= Africa Media Online =

Africa Media Online is an organisation that enables African media professionals to reach international markets. Based in Pietermaritzburg, South Africa, the organisation provides online media library systems, professional digitisation services, digital imaging training, and access to a worldwide audience through their image library, previously known as africanpictures.net.

== Stock photo library ==

The image library represents individual African photographers, including the likes of the internationally acclaimed Guy Tillim, Greg Marinovich and David Goldblatt, as well as acts as an aggregator of content by representing other photographic and heritage agencies such as South Photographs, Baileys African History Archive and Shuter & Shooter Publishers.
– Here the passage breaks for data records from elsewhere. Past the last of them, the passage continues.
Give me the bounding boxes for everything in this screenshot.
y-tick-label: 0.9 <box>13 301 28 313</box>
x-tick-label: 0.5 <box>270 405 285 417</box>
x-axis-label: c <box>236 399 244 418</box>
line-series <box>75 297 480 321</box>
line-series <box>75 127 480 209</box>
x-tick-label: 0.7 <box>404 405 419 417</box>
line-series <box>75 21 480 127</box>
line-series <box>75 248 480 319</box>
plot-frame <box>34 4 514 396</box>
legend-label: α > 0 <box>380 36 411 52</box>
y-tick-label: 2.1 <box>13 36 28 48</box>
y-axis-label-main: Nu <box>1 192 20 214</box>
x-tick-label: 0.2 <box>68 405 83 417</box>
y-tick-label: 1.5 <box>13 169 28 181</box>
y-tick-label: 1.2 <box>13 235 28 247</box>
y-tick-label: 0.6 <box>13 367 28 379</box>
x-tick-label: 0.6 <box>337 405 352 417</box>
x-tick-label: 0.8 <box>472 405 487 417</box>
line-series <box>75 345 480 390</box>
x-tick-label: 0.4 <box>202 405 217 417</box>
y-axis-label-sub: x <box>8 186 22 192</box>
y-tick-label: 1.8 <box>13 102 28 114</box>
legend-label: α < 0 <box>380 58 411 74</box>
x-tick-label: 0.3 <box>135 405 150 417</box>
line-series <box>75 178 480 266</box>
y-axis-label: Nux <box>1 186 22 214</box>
Until late 2008 all stock photography was sold on a Rights Managed basis. Now the organisation has launched a series of Royalty Free collections in which all images are model-released and available for multiple usages, including advertising, for a single fee.

== Software platforms ==

Africa Media Online’s online picture library management and sales system, called MEMAT (Media Market Technologies), is used by organisations and professional photographers to display their collections of high resolution images on a website (in some instances for purchase) in a secure way. Initially designed only to showcase photographs, the new version to be released in 2009, will feature sound files, digital video files, text, graphics and multimedia.

== Ownership ==

Africa Media Online (Pty) Ltd. is a black owned company, defined by the South African Department of Trade and Industry as an HDI, and is a Level 3 Black Economic Empowerment Contributor. The organisation also owns Digitise Africa, a high-end digitisation service geared at putting African photographic collections online. The company has established a not-for-profit trust, the independent Digitise Africa Trust, in order to raise funds for training African professionals and digitising African collections.

== Partnership projects ==

The African Image Pipeline (AIP) project was made possible with 70% grant funding from the European Union through Gijima KwaZulu-Natal, launches EU funded African Image Pipeline project an initiative of South Africa's Department of Economic Development. The African Image Pipeline enables the organisation to train photographers from historically disadvantaged backgrounds; digitise 32 000 images from photographers and the heritage sector; upgrade the MEMAT online media library system; translate the African Archival Thesaurus, which allows images to be searched, into the major trade languages of Africa; and gain greater penetration into global media markets.

Twenty Ten is a project for professional print journalists, photojournalists and radio journalists of African nationality and currently living in Africa. A project between the World Press Photo Foundation, Freevoice and Lokaalmondiaal, and sponsored by the Dutch Postcode Lottery, it aimed to encourage media professionals to creatively produce and distribute articles, images, broadcasts and multimedia productions related to African football ahead of the FIFA World Cup held in South Africa in 2010.